Menée par Chantal Enguehard, maître de conférences en informatique et membre du laboratoire d'informatique Nantes-Atlantique, en collaboration avec l'Observatoire du vote, l'étude dresse un constat inquiétant.
Ainsi, sur les 21 081 bureaux de vote examinés, ceux équipés d'ordinateurs de vote présentent des erreurs dans les résultats exprimés cinq fois plus fréquentes que ceux utilisant la traditionnelle urne. Ces anomalies se concrétisent par un nombre de votes différent du nombre d'émargements. En outre, l'écart entre ces deux nombres est plus important dans le cadre d'un processus de vote dématérialisé que dans celui d'un vote « physique ».
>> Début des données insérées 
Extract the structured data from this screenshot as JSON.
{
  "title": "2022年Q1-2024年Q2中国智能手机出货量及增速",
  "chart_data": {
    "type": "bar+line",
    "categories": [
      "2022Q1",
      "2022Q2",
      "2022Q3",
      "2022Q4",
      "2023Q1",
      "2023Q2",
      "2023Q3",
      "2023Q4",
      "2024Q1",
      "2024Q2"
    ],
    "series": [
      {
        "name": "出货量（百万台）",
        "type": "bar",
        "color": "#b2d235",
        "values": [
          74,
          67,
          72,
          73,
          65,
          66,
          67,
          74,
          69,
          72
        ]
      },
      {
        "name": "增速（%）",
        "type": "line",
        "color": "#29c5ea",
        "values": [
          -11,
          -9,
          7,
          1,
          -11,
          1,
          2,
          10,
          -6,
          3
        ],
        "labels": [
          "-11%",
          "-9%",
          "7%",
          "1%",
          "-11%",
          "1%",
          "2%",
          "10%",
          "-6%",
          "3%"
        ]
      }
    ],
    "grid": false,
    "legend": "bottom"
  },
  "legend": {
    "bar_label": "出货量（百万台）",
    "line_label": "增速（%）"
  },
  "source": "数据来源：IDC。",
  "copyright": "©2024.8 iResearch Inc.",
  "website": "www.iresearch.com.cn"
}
Des erreurs dans 30% des bureaux
« Je ne sais pas d'où viennent ces erreurs, indique tout de go Chantal Enguehard. Nous avons exploré plusieurs pistes pour comprendre leur origine : la surcharge des bureaux de vote, l'agitation autour des isoloirs, la déstabilisation des électeurs en raison de la nouveauté du procédé de vote. Mais, scrutin après scrutin, les écarts persistaient, même quand les électeurs avaient déjà éprouvé plusieurs fois le vote avec une machine. » De fait, près de 30% des bureaux équipés d'ordinateurs de vote présentent des erreurs, contre légèrement plus de 5% pour ceux continuant à se reposer sur l'urne.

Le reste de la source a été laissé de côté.